VERMITTLUNG Dabei sind die Fronten lange klar, die Argumente ausgetauscht. Die Stadtkirchengemeinde sieht der historisch-kritischen Einordnung mit einer 1988 unterhalb der Skulptur eingelassenen Bodenplatte Genüge getan. »Geschichte soll nicht versteckt werden und Geschichtsvermittlung gelingt am eindrücklichsten am authentischen Ort«, heißt es in einer Stellungnahme. Auch der Wittenberger Stadtrat sprach sich für einen Erhalt der Plastik aus. Er wertete die Bodenplatte als Mahnmal, stieß Mitte 2017 zudem an, daneben eine Stele mit Erklärtexten auf Deutsch und Englisch aufzustellen.
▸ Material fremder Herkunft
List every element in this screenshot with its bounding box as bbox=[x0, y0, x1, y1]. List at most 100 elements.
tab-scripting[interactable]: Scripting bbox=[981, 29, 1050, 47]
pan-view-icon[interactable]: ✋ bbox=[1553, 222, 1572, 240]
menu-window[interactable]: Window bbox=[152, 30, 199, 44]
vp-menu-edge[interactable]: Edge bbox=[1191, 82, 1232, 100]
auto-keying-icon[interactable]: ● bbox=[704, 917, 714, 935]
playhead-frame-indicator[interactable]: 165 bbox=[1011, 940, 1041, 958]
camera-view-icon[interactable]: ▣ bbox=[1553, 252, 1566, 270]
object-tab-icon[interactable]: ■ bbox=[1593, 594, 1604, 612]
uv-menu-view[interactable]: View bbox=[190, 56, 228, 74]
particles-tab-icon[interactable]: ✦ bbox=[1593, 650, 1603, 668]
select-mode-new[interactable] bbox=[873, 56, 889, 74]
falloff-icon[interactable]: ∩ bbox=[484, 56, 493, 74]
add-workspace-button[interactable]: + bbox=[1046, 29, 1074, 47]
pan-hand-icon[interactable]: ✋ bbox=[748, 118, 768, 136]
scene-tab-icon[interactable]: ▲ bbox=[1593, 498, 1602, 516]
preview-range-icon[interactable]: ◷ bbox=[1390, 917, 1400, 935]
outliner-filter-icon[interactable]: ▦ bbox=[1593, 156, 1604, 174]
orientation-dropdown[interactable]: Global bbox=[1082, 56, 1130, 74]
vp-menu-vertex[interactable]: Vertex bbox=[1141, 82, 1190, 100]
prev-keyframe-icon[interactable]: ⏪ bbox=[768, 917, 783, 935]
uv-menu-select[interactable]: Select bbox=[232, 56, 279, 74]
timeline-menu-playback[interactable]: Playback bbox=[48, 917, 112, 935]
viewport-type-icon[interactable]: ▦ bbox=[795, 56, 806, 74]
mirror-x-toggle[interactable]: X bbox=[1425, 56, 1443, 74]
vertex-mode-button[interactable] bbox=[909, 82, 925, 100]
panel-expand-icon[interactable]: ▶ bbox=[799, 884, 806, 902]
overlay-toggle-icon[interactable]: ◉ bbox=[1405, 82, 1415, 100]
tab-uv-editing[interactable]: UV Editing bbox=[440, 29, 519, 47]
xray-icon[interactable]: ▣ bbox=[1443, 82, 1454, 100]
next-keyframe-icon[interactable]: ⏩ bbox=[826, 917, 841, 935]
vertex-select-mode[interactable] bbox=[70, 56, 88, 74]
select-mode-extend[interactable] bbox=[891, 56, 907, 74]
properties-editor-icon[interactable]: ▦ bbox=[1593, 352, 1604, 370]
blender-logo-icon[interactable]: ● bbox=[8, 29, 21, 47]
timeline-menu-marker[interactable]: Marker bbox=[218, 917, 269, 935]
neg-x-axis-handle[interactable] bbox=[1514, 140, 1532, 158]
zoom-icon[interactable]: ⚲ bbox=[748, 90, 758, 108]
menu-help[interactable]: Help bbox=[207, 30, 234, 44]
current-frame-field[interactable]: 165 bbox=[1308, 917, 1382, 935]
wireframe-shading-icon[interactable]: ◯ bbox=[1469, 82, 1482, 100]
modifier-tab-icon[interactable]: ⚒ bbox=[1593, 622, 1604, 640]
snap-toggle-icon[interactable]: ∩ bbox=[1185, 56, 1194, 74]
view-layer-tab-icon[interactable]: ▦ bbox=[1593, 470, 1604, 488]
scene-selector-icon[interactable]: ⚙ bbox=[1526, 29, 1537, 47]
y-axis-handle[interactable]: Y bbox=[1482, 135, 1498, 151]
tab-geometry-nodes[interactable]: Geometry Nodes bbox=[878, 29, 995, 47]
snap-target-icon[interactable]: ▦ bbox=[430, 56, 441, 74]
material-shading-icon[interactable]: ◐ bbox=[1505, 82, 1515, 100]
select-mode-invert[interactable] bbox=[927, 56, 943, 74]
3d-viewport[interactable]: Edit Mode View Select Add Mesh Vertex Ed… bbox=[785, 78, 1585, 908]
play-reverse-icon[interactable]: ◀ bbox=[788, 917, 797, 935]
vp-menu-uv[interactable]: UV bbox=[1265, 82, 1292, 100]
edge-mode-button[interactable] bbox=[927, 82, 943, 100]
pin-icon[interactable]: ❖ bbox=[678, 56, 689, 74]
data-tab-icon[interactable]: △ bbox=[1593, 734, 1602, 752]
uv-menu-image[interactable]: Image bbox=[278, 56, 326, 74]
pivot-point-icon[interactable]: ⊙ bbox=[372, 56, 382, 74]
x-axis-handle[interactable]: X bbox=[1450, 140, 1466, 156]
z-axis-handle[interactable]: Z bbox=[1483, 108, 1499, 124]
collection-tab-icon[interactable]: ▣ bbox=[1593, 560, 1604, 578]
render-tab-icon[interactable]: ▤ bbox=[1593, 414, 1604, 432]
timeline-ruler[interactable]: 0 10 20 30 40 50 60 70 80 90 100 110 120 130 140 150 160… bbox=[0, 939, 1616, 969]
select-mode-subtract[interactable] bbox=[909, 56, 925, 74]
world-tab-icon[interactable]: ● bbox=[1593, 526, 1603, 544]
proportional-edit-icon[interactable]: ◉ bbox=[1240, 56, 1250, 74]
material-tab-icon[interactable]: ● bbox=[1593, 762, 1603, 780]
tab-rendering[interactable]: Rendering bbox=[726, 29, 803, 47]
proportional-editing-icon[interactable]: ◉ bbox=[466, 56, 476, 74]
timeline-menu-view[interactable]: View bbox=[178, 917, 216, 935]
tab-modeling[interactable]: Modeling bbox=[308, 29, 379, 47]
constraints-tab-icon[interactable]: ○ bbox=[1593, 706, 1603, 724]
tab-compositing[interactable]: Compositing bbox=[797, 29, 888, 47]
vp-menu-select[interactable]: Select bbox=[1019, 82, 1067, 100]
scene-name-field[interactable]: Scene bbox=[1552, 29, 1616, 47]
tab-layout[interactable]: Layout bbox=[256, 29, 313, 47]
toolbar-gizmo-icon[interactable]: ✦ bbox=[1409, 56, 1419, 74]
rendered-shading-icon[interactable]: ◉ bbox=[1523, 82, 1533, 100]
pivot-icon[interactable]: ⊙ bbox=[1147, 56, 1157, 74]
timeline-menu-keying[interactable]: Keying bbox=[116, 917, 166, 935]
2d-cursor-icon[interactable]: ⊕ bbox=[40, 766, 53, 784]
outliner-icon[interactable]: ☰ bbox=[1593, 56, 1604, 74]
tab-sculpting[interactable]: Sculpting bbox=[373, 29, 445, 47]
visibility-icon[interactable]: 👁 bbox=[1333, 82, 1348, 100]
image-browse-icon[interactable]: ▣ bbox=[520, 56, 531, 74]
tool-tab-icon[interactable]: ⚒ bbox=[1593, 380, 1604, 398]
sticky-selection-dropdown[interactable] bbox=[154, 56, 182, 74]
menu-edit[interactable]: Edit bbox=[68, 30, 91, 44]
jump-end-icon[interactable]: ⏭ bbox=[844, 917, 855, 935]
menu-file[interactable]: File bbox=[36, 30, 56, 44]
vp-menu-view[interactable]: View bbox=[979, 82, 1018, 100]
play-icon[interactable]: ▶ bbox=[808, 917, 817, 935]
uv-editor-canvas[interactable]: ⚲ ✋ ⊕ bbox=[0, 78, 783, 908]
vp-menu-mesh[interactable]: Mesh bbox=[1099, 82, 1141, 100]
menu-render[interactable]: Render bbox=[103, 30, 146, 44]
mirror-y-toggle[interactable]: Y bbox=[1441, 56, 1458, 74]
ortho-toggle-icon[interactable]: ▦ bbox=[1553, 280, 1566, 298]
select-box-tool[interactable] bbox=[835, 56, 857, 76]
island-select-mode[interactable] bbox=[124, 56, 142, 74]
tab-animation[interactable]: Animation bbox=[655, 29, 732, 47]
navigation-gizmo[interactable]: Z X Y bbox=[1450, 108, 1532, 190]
Kritiker argumentieren indes, der verhöhnende Charakter der Plastik bleibe trotz dieser Einordnungen erhalten. So sehen es auch Düllmann und sein Anwalt Benecke. Eine erste Verhandlung vor dem Amtsgericht Wittenberg im Mai 2018 war jedoch nach wenigen Minuten beendet. Grund war der zu hohe Streitwert von gut 10.000 Euro, sollte die Plastik entfernt werden müssen. So gelangte der Fall ans Landgericht Dessau-Roßlau.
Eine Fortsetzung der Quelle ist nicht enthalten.